As students cleaned their rooms to prepare for Family Weekend, businesses in the New Haven area made preparations too.

Last Friday, the families of hundreds of Yale students arrived in New Haven by plane, train and car to join their relatives after more than a month of classes. Hotels were fully booked with steep prices, and restaurants staffed additional employees for one of their busiest weekends.

“It’s a totally different clientele,” said Coco Glickman, The Study at Yale’s front-office manager. “Everyone is a parent.”

To snatch a room, families who stayed at The Study over the weekend reserved rooms as soon as their students were offered admission to Yale, Glickman said. The Study also treated these families with additional complimentary snacks in the hotel’s lobby.

At the New Haven Hotel, all rooms for Family Weekend were booked by July, according to the Trevor Callender, the hotel’s front-office manager. Rates for a standard room nearly doubled in price from the traditional rate of $199, Callender added.

Some campus visitors choose not to spend the night in New Haven and instead commute for a day. During her first year on campus, Julia Zhuang ’17 said her parents came from New York for a day during Family Weekend. Instead of participating in the organized campus events, they visited the Yale University Art Gallery. And instead of eating at a popular restaurant, they went to one that didn’t have a lengthy wait time.

If family members are nearby, within driving or train distance, some of them will attend multiple Family Weekends, Zhuang said. She added that if relatives live farther away and have to fly, some only attend Family Weekend during their student’s first year. More than 30.7 percent of the Class of 2020 is from the Northeast, according to Yale Admissions’ class profile.

With more potential customers in town, restaurants expanded their operation. At Rubamba, a restaurant on High Street that serves Colombian and Venezuelan arepas, Mexican tacos and other Latin American cuisine, management asked servers and cooks to work additional hours, said Ernesto Garcia, the owner and chef.

Mamoun’s Falafel Restaurant, a Middle Eastern eatery on Howe Street, also schedules more staff during Family Weekend, according to Yasmean Chater, a waitress at Mamoun’s.

Although smaller businesses took extra steps to accommodate the greater demand, some larger businesses made no changes to their operations. For example, American Airlines, the sole flight provider at Tweed-New Haven Regional Airport, created no additional flights for the weekend according to American Airlines spokeswoman Linda Brock.

Compared to other Yale-hosted events, Family Weekend is one of busiest for local businesses.

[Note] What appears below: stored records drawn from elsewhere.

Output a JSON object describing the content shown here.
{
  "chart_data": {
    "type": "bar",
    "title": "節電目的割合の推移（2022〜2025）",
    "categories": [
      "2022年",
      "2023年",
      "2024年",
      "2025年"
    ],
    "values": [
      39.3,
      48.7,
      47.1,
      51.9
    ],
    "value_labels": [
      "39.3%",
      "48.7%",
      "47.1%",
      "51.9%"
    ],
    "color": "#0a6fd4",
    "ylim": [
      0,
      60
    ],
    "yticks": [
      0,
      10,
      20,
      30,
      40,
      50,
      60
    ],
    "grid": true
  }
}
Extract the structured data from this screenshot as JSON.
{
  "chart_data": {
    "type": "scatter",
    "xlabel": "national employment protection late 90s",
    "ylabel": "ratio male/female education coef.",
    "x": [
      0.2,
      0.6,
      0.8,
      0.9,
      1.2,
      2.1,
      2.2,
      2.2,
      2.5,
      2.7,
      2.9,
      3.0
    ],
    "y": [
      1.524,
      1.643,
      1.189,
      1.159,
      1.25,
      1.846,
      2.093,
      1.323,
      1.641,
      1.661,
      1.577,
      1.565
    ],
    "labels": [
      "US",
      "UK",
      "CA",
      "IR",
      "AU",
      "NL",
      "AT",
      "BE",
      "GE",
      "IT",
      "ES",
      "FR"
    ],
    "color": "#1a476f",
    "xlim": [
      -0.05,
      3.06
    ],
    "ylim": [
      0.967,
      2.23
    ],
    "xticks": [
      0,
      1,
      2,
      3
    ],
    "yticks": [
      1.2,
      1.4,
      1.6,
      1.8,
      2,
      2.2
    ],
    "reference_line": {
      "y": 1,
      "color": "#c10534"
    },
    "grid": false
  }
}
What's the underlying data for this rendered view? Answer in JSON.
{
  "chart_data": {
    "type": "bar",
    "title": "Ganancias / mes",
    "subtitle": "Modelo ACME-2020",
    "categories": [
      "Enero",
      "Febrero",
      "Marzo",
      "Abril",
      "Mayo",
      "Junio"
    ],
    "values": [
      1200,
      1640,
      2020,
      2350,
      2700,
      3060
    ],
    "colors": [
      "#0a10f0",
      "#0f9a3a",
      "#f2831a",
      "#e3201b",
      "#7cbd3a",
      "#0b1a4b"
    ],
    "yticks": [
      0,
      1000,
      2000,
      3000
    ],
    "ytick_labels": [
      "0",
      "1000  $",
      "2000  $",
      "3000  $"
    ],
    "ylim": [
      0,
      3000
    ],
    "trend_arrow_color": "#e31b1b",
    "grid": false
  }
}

At Rubamba, Family Weekend is second only to Commencement in terms of increased demand, Garcia said. Hotel capacity is also entirely full during move-in day, The Game, Commencement and alumni reunions, Callender said.

At The Study, the lobby’s atmospheres during Family Weekend and Move-In Weekend significantly differ, according to Glickman. Move-In Weekend brings in teary goodbyes, while Family Weekend is more celebratory, he said.

Before 2009, Family Weekend was termed Parents’ Weekend.